丘から見たら扇南村は結構近くに感じたかもしれないが、実際の道のりはとんでもなく険しい。
明日に着けたら、まだ早い方だ。
道中は、やっぱり何か話さないと歩く気力が落ちる。俺はイワイズミさんに、旅に同行する理由を聞いてみた。

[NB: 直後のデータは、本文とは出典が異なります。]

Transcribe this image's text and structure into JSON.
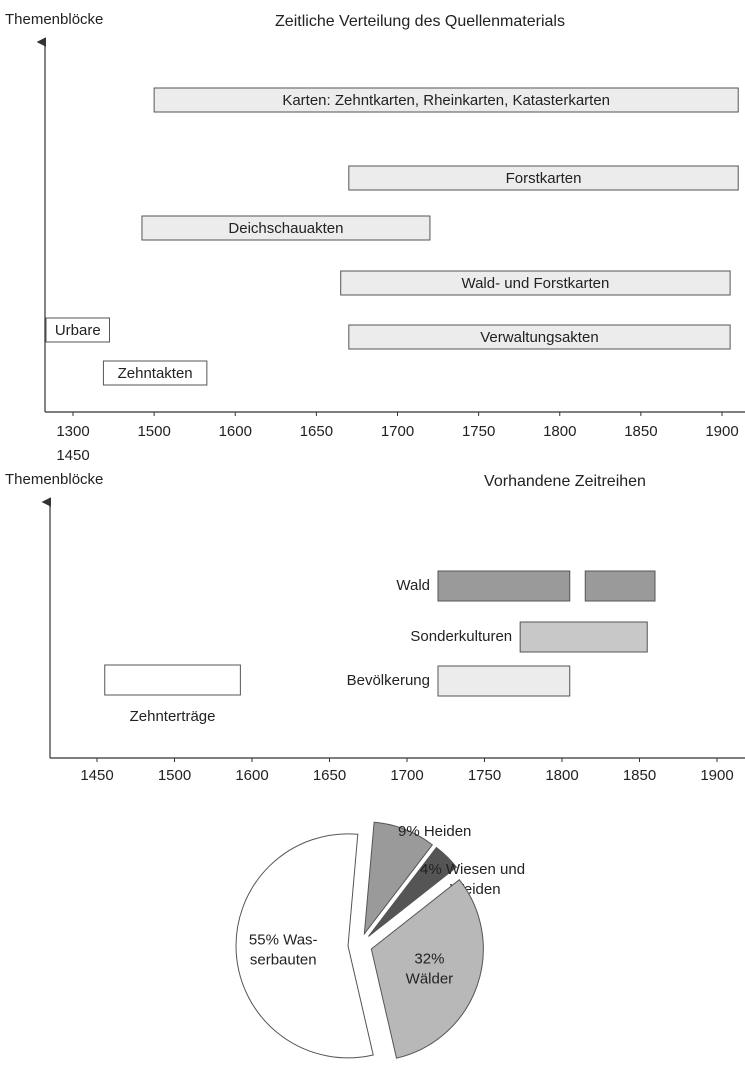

「理由?前にも言ったように、王宮で平和に見回りするより、剣持って走り回ってた方が性に合うんだ。仲間と組手とかやったりするのも良いが、魔物倒したかったし」
「魔物、嫌いなんですか?」
「魔物自体は嫌いでは無いが、どこかの誰かさんを見ているようで嫌だな」
「『放っておけなかった人』ですか?」
「半分正解。お前はどうだ。魔物嫌いか?」
「嫌いと言うより、怖いですかね。小さい時に寄生されて、ちょっと苦手です」
「寄生されたのかよ!?」
「はい。夢蟲ってやつです」
イワイズミさんは「あいつか……」と呟いて、少しして「災難だったな」と言った。
「夢蟲は、人も動物も魔物も関係なく食っちまう。よかったな、取り出せる人が身近にいて」
「はい!俺もそう思います!」
今夜の寝床を見つけるまで、イワイズミさんの色んな事を聞けた。
旅に出たばっかりの頃は、スライムよりも弱くて、魔法はおろか剣もまともに振れなかったそうだ。
装備も弱くて旅に向いていなかった。
それでも挫けずに力をつけて今に至る。努力はきっと報われるんだな。
テントを張って、携帯食料の夕食後、寝袋で一晩を過ごした。
翌日の、日の入前。
「着いたな」
「着きましたね」
扇南村、到着!!
門の詰め所に声をかけると、険しい顔をした男が俺達を出迎えた。
「誰だテメェら」
ドスの効いた低い声で、俺は思わずイワイズミさんの後ろに隠れた。
「冒険者だ。休養と観光で入村を希望する」
イワイズミさんは慣れた様子で答える。ちょっと図々しく聞こえないか?
男はふうっと息を吐くと、門を開けてくれた。
「観光できる場所なんかねぇよ。いいのか」
「観光できなくとも、休養できればそれで」
俺達は門をくぐって入村する。
門の近くの宿で、今日はもう休んだ。
「明日は観光がてら、食料の買い出し、それからコイン売ろう」
「そうですね。何気に王都で何も買い物出来てないですし」
「ワイバーンさえ来なけりゃ、しっかり準備できたのにな」
静かに夜は更けていく。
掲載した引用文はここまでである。